If you need a dental implant, then you may already know that this kind of procedure can take a while. This isn't a quick treatment that takes one dental appointment; it works in stages, typically over a period of months. However, when your dentist assesses your mouth to see if an implant is a suitable option, they tell you that you may need a bone graft before the implant can be put in. This will add to the overall time it takes until your new tooth is fitted.
Why does bone grafting add to your treatment time? Can different types of graft speed up the process?
Bone Grafts Aren't a Quick Fix
You only need a graft before an implant if the bone in your jaw isn't up to the job of holding an implant post. This bone needs to be big enough for the post to embed in it, and it also needs to be solid enough to create a firm hold around the post. If your bone isn't up to scratch, then your dentist can insert a bone graft in the implant site. This graft will ultimately attach to the bone you do have, creating a stronger foundation for your new tooth. Once this process is finished, your dentist can start work on the implant.
This doesn't happen quickly, however. A bone graft can take a long time to integrate with your existing bone and to grow into a solid mass. Typically, this takes months; however, it's hard to accurately predict when the graft will be ready. This depends on how well the two types of bone mix and meld and, sometimes, on the type of graft you need or use.

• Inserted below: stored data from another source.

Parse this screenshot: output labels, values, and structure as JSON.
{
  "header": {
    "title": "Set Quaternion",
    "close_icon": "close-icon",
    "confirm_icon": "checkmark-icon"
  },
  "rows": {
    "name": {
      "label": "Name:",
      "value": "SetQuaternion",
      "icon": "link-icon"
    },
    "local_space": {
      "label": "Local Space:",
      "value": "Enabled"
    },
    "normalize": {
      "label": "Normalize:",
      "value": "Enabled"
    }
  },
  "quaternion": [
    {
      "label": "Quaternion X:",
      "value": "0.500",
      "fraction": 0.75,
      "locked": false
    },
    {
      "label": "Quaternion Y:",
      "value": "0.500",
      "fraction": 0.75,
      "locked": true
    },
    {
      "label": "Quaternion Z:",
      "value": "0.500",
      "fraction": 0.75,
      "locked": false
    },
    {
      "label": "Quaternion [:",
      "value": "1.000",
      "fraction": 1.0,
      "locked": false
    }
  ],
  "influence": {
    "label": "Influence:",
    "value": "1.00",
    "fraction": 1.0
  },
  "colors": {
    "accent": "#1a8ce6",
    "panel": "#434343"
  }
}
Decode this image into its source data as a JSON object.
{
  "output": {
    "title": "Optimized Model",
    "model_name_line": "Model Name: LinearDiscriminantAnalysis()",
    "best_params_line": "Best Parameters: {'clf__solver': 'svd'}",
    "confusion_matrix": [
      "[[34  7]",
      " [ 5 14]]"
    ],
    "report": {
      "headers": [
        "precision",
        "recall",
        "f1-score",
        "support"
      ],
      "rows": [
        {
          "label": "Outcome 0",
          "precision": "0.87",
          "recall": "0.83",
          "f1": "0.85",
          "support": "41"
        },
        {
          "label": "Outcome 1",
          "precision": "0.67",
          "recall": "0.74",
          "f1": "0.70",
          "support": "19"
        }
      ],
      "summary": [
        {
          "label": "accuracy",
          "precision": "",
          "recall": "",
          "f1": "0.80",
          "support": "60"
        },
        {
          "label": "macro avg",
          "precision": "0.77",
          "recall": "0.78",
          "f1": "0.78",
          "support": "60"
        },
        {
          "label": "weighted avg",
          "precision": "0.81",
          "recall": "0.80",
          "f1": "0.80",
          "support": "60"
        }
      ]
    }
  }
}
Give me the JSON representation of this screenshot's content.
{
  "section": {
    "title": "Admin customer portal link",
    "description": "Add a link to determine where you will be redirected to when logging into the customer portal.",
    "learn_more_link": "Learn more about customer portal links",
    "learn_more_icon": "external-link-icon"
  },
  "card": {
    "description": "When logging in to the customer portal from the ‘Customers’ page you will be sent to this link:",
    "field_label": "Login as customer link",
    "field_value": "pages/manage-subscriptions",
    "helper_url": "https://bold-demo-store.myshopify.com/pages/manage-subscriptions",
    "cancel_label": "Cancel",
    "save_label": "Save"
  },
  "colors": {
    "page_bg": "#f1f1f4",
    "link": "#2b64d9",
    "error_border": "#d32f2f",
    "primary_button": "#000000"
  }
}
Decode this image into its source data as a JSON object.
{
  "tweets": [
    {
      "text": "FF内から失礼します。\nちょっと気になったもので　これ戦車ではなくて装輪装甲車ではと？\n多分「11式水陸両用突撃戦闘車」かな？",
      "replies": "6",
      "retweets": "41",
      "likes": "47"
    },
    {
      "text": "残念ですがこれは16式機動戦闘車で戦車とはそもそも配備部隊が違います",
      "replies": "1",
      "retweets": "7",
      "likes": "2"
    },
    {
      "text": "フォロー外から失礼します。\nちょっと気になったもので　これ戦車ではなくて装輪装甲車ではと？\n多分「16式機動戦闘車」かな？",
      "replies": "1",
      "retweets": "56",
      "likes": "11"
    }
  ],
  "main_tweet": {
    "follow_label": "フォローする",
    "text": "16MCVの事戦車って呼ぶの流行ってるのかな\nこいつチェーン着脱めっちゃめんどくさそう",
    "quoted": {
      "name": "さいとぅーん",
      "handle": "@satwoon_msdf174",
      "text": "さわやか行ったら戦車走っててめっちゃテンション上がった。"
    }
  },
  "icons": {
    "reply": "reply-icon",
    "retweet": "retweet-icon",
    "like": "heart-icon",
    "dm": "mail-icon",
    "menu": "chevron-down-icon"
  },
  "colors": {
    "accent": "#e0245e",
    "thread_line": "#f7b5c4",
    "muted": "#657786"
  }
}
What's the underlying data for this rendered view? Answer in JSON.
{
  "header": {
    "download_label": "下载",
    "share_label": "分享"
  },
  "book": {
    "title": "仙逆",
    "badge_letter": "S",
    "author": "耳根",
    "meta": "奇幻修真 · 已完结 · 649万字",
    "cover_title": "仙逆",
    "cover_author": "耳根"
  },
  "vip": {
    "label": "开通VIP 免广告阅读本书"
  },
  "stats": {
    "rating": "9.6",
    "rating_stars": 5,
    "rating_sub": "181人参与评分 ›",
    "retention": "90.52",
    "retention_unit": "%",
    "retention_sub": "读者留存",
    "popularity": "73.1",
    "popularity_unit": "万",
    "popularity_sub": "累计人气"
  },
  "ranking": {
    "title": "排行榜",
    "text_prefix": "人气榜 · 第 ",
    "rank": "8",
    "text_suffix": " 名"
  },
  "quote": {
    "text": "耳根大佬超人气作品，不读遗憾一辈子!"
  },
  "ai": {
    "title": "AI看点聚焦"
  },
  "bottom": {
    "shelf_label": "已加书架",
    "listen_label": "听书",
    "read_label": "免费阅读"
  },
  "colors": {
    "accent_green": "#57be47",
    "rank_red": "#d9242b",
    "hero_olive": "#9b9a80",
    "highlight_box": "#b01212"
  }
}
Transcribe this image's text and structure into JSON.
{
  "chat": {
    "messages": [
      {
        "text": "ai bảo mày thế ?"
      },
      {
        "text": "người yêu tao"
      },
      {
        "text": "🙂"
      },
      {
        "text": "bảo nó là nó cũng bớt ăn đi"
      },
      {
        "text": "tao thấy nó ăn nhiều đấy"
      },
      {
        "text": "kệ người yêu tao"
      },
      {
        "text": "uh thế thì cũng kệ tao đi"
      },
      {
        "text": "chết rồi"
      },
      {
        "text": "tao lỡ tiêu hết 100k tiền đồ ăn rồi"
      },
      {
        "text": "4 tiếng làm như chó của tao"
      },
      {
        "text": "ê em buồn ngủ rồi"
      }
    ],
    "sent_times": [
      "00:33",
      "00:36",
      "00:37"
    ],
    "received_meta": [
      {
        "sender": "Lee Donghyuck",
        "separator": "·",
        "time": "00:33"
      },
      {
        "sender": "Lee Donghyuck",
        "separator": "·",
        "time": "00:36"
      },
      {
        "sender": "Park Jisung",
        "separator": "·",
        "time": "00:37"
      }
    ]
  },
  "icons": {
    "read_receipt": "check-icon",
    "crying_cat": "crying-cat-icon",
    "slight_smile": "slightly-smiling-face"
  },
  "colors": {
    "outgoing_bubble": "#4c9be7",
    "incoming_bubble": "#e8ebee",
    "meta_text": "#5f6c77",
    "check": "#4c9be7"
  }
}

Some Bone Grafts Are Quicker Than Others
Minor bone grafts may work more quickly than extensive ones. So, for example, your delay may be shorter if your bone only needs to be rebuilt or reinforced a little bit. The type of graft you use may also play a part in the time it takes for your bone work to finish. You may be given the choice of a graft from a part of bone somewhere else on your own body. Or, your dentist may recommend using a graft from animal bone or an artificial product.
Generally, using your own bone to create a graft works best. Your body is less likely to reject your bone and may assimilate it more quickly. An animal or artificial alternative may take longer.
Your dentist can talk you through your grafting options and help you choose the right one. They may also be able to give you an idea of how long you might have to wait until the actual implant work can begin.